New research from northern Michigan shows that when a forest's canopy structure is disturbed — when leaves and branches thin out and provide less coverage — it's not just the view that's affected. The forest's water cycle is affected, too.
Researchers studied two areas of the forest at the University of Michigan's Biological Station. One area had been intentionally disturbed a decade ago by killing certain species of trees to thin out the canopy. One area was an undisturbed control area. Researchers found daily and seasonal differences in the movement of water in these different areas of forest. The strongest differences in water cycling occurred during the summer when evapotranspiration rates were highest. Forest areas with more open canopies showed more mixing between the air above the forest and the air within the forest, suggesting a greater degree of connectivity between the land, forest, and atmosphere.

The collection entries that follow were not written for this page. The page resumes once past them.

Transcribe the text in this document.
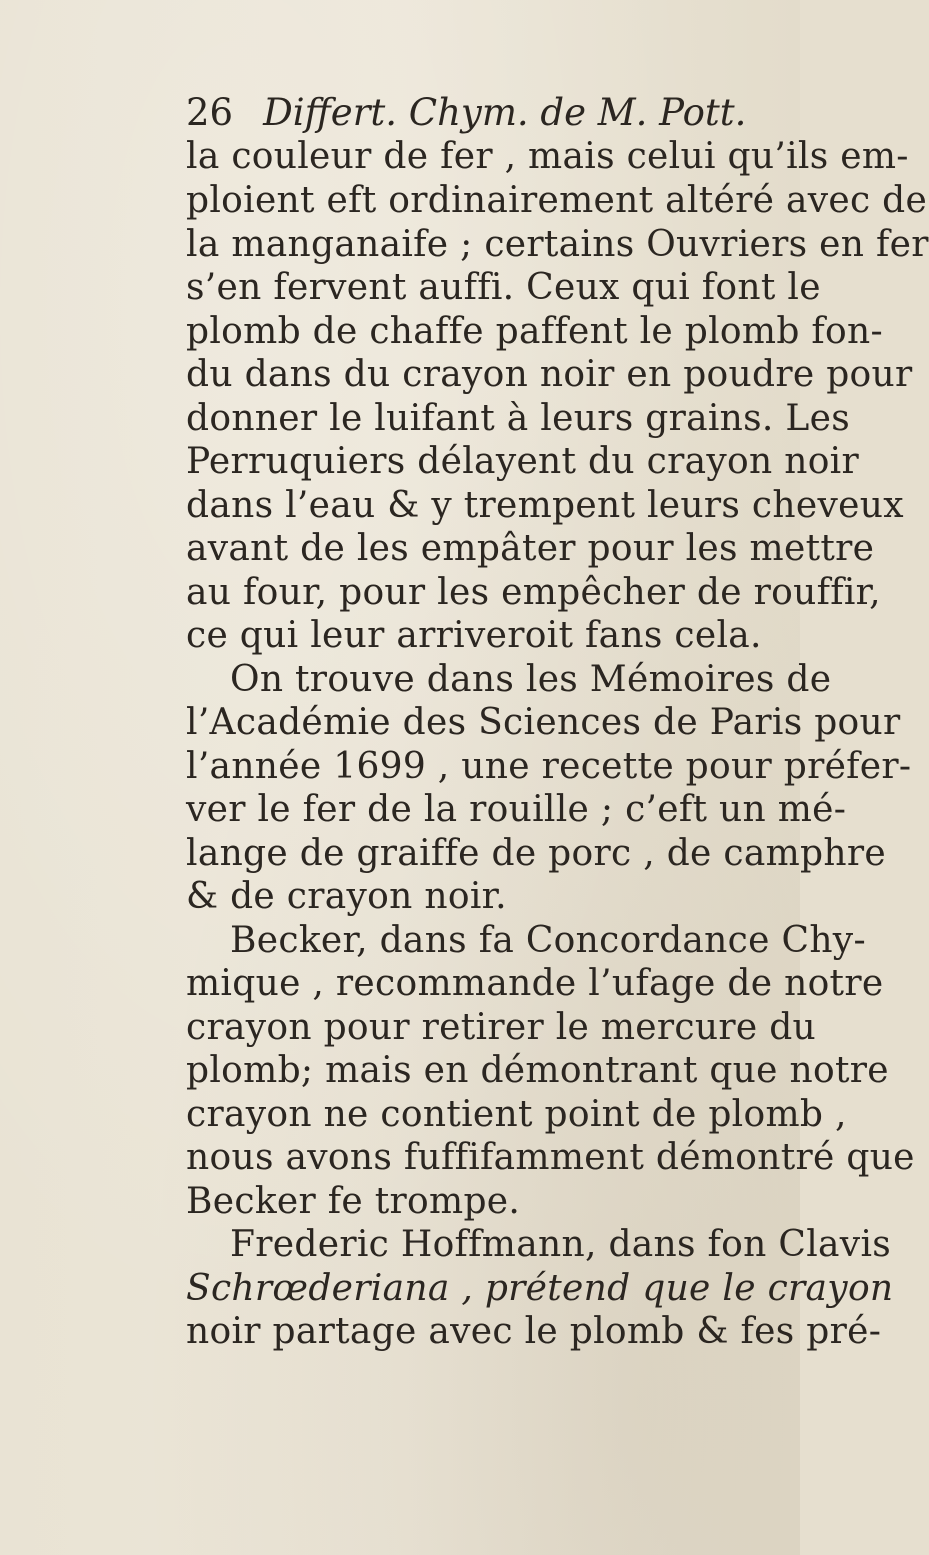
26 Differt. Chym. de M. Pott.
la couleur de fer , mais celui qu’ils em-
ploient eft ordinairement altéré avec de
la manganaife ; certains Ouvriers en fer
s’en fervent auffi. Ceux qui font le
plomb de chaffe paffent le plomb fon-
du dans du crayon noir en poudre pour
donner le luifant à leurs grains. Les
Perruquiers délayent du crayon noir
dans l’eau & y trempent leurs cheveux
avant de les empâter pour les mettre
au four, pour les empêcher de rouffir,
ce qui leur arriveroit fans cela.
On trouve dans les Mémoires de
l’Académie des Sciences de Paris pour
l’année 1699 , une recette pour préfer-
ver le fer de la rouille ; c’eft un mé-
lange de graiffe de porc , de camphre
& de crayon noir.
Becker, dans fa Concordance Chy-
mique , recommande l’ufage de notre
crayon pour retirer le mercure du
plomb; mais en démontrant que notre
crayon ne contient point de plomb ,
nous avons fuffifamment démontré que
Becker fe trompe.
Frederic Hoffmann, dans fon Clavis
Schrœderiana , prétend que le crayon
noir partage avec le plomb & fes pré-
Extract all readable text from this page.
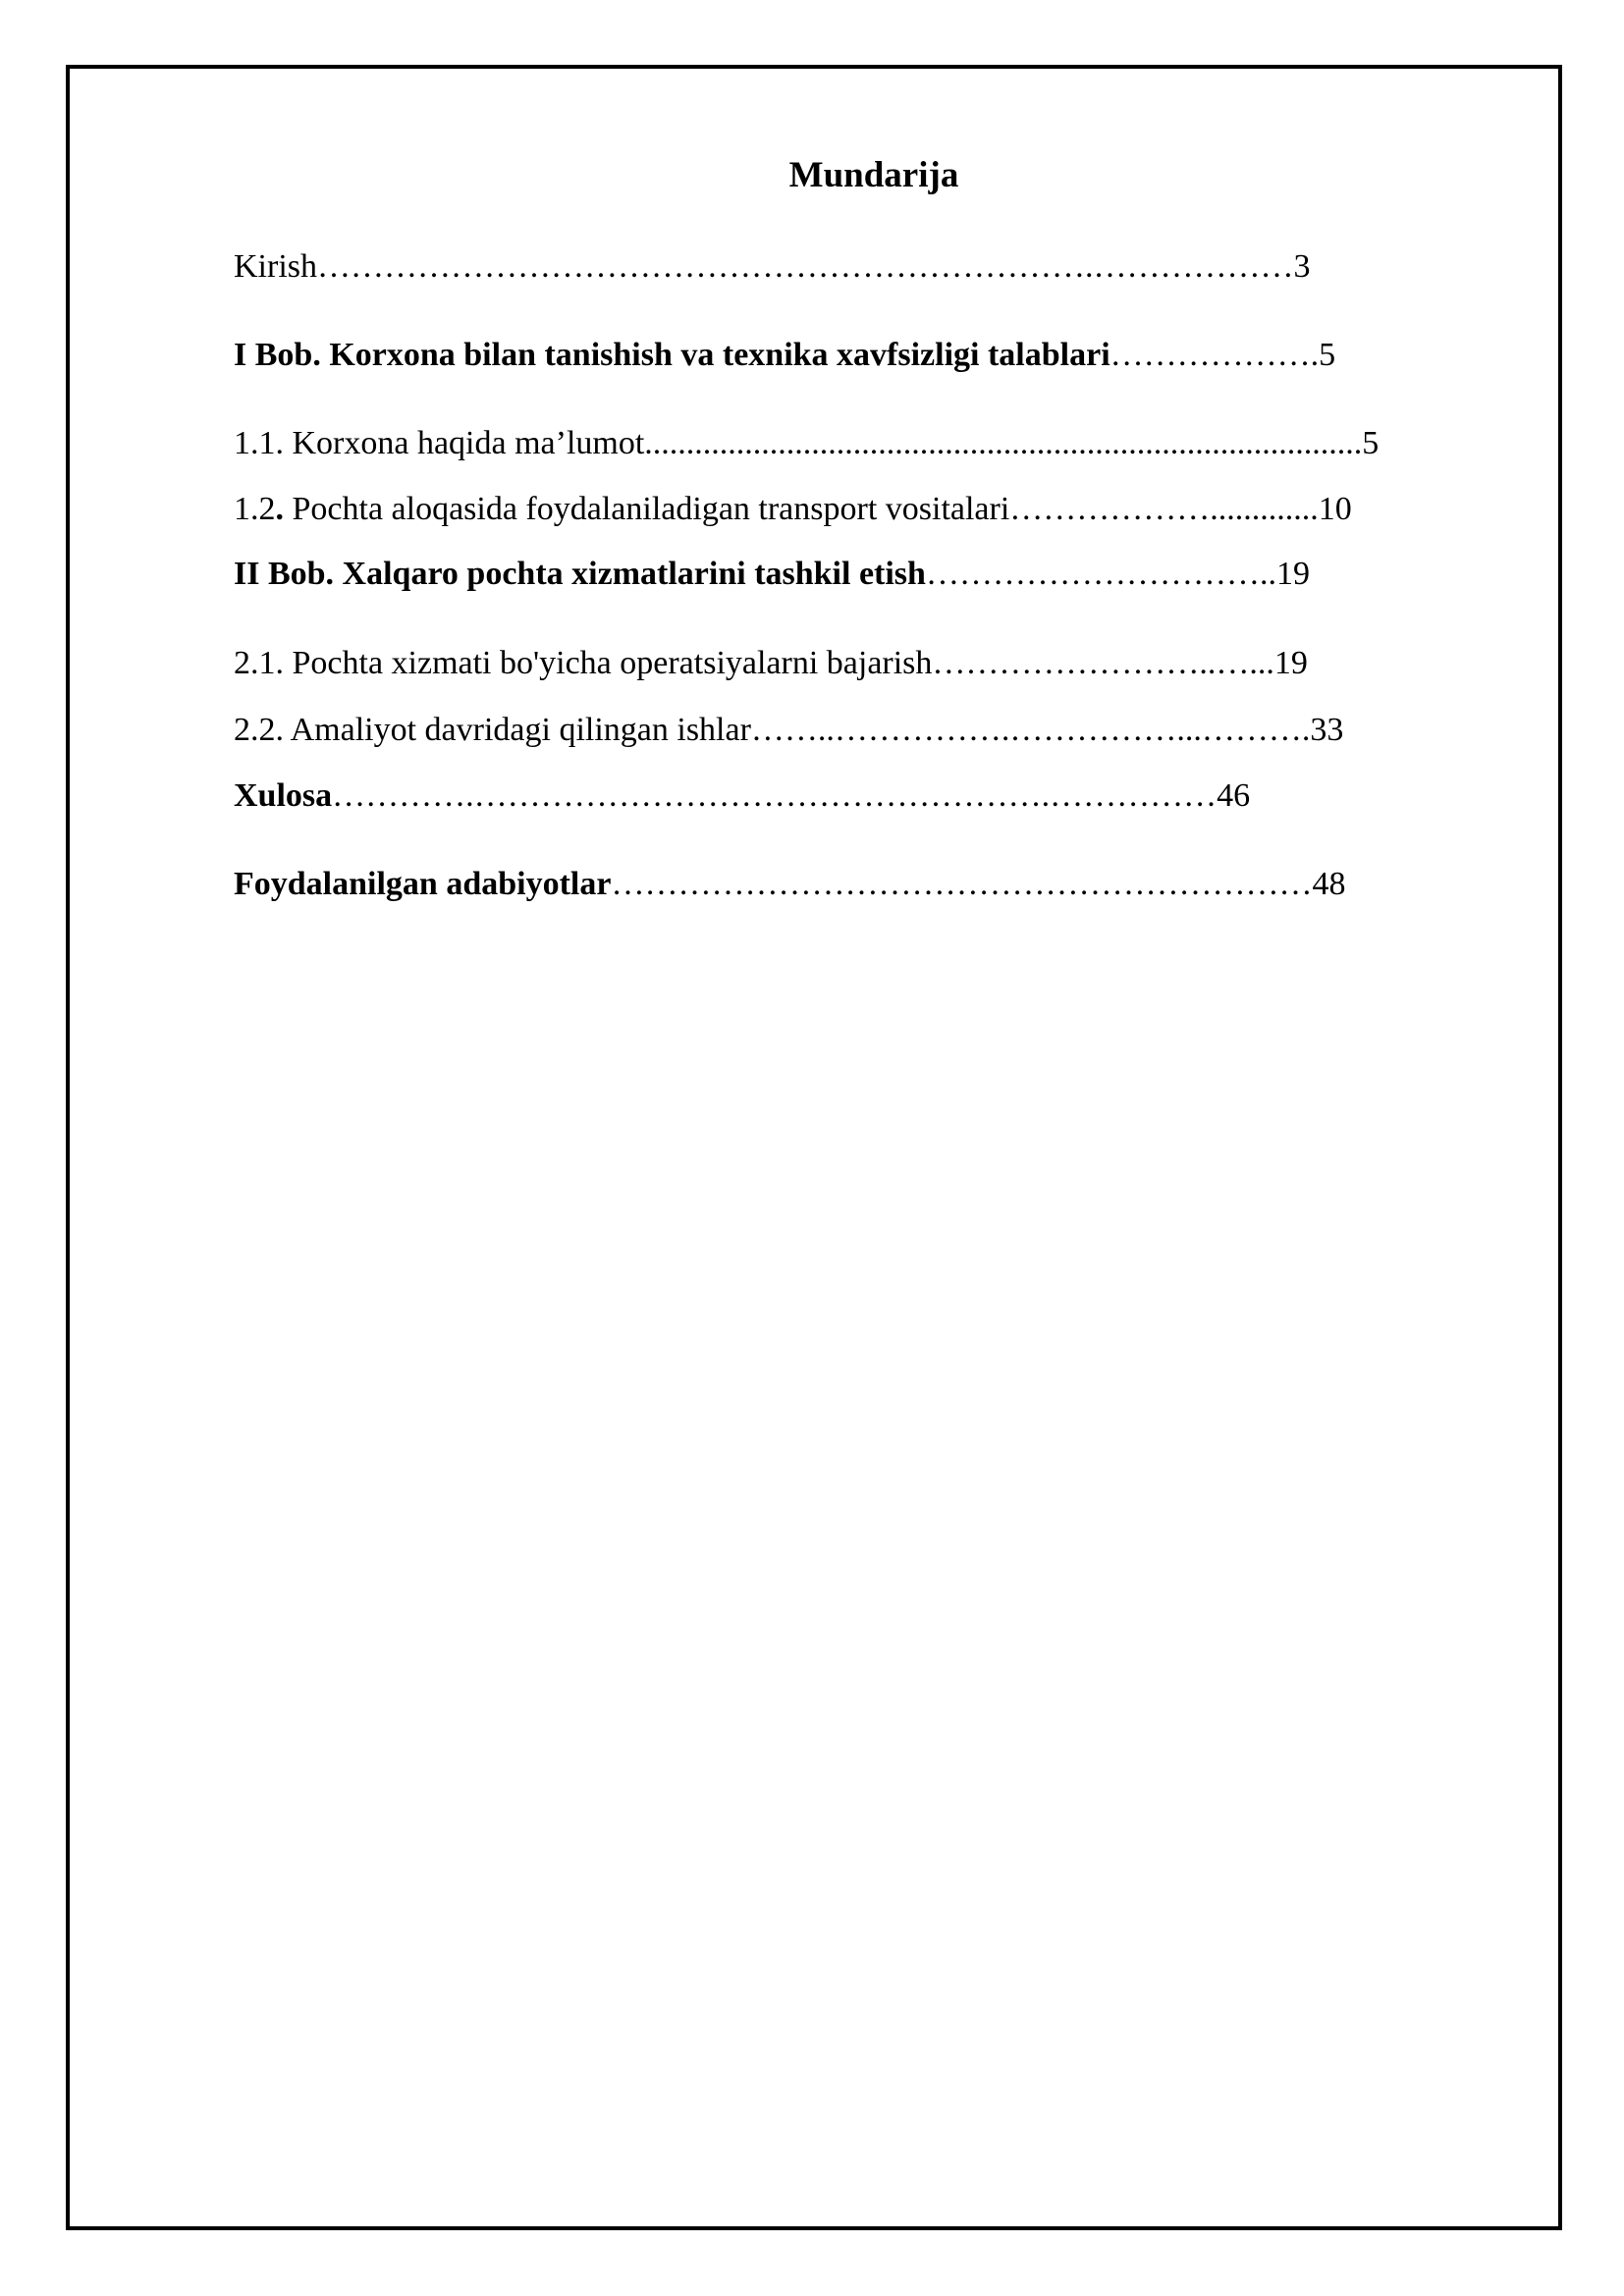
Mundarija
Kirish…………………………………………………………….………………3
I Bob. Korxona bilan tanishish va texnika xavfsizligi talablari……………….5
1.1. Korxona haqida ma’lumot......................................................................................5
1.2. Pochta aloqasida foydalaniladigan transport vositalari……………….............10
II Bob. Xalqaro pochta xizmatlarini tashkil etish…………………………..19
2.1. Pochta xizmati bo'yicha operatsiyalarni bajarish……………………..…...19
2.2. Amaliyot davridagi qilingan ishlar……..…………….……………...……….33
Xulosa………….…………………………………………….……………46
Foydalanilgan adabiyotlar………………………………………………………48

This meant that the air within the forest was drier. Canopy structure, then, serves as a sort of regulating mechanism for moisture release to the atmosphere, with dense treetops holding moisture closer Earth's surface.
Water stress is already a substantial problem in many areas of the world, and the problem is likely to get much worse in the coming decades. Since changes to canopies can be driven by both humans (forest management and logging) and climate change (ecological succession), is it important to understand how changes in the canopy structure impact the water cycle in a forest, and, in turn, how this affects regional water stress.